Il m’avait quand même bien manqué, ces derniers jours, si je ne tenais pas compte de sa fugace apparition. Trucs et astuces ou pas. Je ne m’étais pas rendu compte que, dès le début, il s’était mis à me draguer. Si ç’avait été le cas, je l’aurais sans doute envoyé promener. Peut-être que ç’aurait été dommage. Le seul véritable reproche à lui faire, c’était qu’il s’y était pris d’une façon bien trop tordue.

Oui, mais si elle ne l’avait pas été, nous n’en serions pas là, et je devais bien reconnaître que, tout bien pesé, la situation ne me déplaisait guère.

Je réglai l’addition et nous nous levâmes.

Il me restait quatre dernières questions à poser à Emmanuel.

« Si je sifflote le Dies Irae, ça marchera toujours ?

— J’ai le téléphone. Mon numéro de portable, tu te souviens ? Tu peux le demander à Raphaël. »

Premier point. Ça me soulageait un peu, en même temps que ça me décevait. Le Dies Irae me convenait parfaitement.

« L’Asperge ?

— Tu ne risques plus rien de lui. Je crains qu’on n’ait pas vraiment apprécié sa façon de rater une opération qui aurait dû être de routine. Il n’en a fait qu’à sa guise, autant dire qu’il a fait n’importe quoi. Mais j’ai mon idée. Il était jaloux et il voulait… disons pouvoir te garder sous la main. »

Je le regardai de travers. Jaloux de quoi, de qui ? Mais je ne le lui demandai pas. Puis, désignant du menton le Père Noël qui nous surveillait du coin de l’œil :

« Et lui ?

— Aucune information. De notre camp, mais je n’en sais pas plus.

— Tu parles ! Rien à voir avec un manchot empereur ? »

Il me regarda en souriant vaguement et haussa les épaules. C’était un peu mince, mais je n’avais pas trop envie d’approfondir, même si j’étais certain qu’il en savait bien plus qu’il ne voulait l’avouer. Comme pour tant d’autres choses : la plage, par exemple. C’était tout de même curieux qu’il soit au courant. Sauf si un palmipède antarctique lui en avait soufflé mot.

« Il y a bien des choses que tu ignores ou ne comprends pas, et il vaut mieux que tu les ignores et surtout ne les comprennes jamais », déclara sentencieusement Emmanuel avant de sourire de toutes ses dents.

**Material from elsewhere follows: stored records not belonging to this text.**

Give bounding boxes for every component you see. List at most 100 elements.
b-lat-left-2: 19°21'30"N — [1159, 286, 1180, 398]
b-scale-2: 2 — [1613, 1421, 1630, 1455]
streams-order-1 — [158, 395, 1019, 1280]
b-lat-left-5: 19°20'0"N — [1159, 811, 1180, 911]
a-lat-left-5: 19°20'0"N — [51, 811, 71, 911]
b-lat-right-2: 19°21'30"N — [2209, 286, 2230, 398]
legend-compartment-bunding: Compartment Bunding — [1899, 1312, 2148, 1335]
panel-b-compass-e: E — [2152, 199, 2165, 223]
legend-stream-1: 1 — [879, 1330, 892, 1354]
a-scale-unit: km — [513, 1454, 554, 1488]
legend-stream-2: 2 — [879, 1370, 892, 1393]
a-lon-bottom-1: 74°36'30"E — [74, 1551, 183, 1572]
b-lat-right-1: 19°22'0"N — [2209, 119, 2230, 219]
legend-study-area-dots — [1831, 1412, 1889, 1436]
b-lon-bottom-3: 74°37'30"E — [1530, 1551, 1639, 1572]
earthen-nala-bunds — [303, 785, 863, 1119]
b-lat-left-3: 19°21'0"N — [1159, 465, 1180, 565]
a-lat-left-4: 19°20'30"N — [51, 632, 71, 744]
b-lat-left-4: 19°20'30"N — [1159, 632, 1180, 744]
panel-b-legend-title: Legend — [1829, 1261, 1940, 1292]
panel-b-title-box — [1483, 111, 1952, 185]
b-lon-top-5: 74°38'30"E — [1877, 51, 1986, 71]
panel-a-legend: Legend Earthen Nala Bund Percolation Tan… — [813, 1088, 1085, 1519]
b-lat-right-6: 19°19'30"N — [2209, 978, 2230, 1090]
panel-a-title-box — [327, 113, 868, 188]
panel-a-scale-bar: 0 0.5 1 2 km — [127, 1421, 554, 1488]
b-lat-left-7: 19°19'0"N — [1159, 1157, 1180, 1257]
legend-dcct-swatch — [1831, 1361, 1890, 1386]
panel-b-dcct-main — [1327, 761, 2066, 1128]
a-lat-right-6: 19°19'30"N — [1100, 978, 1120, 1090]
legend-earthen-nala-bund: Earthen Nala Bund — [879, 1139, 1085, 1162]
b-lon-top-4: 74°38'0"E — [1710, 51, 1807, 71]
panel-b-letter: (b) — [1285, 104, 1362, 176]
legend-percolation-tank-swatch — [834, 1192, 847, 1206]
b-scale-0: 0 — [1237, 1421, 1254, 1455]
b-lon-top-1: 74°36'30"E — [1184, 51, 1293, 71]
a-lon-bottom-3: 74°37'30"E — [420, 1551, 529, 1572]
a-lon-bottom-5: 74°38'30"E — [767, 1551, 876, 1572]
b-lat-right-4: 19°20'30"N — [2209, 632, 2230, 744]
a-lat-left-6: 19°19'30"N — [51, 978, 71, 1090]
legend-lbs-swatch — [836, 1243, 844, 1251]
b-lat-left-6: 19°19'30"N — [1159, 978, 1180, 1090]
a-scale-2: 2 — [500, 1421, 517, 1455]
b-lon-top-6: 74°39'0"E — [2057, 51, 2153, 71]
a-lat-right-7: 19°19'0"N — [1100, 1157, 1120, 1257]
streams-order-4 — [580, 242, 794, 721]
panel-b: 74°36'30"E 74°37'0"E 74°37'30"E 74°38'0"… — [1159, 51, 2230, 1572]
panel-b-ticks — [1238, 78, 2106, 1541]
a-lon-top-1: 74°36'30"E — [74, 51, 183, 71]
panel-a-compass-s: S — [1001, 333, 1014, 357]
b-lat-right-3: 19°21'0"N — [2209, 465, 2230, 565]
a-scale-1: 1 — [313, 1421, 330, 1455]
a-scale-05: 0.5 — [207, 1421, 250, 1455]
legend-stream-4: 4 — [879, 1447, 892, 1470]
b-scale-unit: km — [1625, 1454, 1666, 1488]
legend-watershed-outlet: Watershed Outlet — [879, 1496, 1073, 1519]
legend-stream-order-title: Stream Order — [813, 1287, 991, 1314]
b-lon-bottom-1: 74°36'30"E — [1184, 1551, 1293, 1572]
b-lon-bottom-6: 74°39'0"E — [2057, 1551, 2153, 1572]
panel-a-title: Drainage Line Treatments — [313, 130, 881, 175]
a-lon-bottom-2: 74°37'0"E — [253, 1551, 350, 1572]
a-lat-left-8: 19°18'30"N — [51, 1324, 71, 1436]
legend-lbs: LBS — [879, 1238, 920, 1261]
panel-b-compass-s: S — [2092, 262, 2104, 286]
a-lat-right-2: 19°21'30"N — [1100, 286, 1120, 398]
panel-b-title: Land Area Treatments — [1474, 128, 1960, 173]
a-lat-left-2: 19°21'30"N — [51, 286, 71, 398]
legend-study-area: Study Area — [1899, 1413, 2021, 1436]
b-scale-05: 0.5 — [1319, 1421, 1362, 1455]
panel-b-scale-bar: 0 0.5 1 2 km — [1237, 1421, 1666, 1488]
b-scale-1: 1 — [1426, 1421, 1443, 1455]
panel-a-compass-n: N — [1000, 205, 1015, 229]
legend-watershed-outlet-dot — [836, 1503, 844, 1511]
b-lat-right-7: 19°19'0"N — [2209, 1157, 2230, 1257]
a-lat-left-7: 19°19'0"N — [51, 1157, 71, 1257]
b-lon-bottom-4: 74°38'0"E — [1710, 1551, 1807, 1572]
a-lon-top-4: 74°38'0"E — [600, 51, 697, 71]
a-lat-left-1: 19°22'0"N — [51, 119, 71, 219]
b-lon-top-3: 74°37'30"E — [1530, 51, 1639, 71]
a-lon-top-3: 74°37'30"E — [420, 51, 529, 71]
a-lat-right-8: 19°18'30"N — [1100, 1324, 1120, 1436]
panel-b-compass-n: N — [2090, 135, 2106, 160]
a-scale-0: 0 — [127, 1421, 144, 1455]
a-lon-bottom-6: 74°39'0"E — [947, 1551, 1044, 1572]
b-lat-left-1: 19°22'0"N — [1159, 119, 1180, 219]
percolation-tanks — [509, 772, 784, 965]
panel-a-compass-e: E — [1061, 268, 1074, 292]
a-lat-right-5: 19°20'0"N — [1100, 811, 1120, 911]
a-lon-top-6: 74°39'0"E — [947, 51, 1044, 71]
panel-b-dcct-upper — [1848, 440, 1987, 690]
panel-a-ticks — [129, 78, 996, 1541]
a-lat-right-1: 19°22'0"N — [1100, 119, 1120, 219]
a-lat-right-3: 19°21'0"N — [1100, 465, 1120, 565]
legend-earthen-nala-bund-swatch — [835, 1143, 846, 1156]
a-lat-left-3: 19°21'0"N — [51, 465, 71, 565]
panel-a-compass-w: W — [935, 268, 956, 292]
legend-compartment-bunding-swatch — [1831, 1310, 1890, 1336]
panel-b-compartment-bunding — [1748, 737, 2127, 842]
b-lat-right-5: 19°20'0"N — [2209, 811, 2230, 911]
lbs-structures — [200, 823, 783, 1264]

Il ne me restait plus qu’à acquiescer avec un semblant de résignation. Sans doute s’était-on joué de moi, ou avait-on joué avec moi, mais je n’en concevais qu’une très légère amertume. Tout ce que je souhaitais, c’était ne plus avoir à participer à leurs perverses parties d’échecs où je n’avais été qu’un pion rajouté par tricherie. Et qui n’avait pas triché, dans toute cette affaire ? Raphaël ? Même pas, surtout pas lui. Mais, comme de juste, j’étais tout disposé à lui pardonner.

Ma dernière inquiétude était plus prosaïque. J’allais, en quelque sorte, avoir bientôt droit à une nuit de noces, mais j’étais moins préoccupé par cette délicate perspective que par autre chose… Quelque chose qui risquait de me manquer cruellement désormais. Son absence pourrait me couper les moyens, et me laisser encore une fois à sec, alors que j’avais furieusement envie de retrouver le contact du papier et le désagrément des doigts pleins d’encre, de me perdre dans les méandres d’histoires louches, un peu perverses et à la trame torturée, tandis que mon existence reprendrait le cours inexorablement languide qui l’avait autrefois caractérisée. Ce n’était pourtant qu’un détail, mais quand on prend certaines habitudes, on n’arrive plus à s’en défaire. Ensuite, j’estimais l’avoir amplement mérité. Mais surtout, c’était un cadeau de Raphaël.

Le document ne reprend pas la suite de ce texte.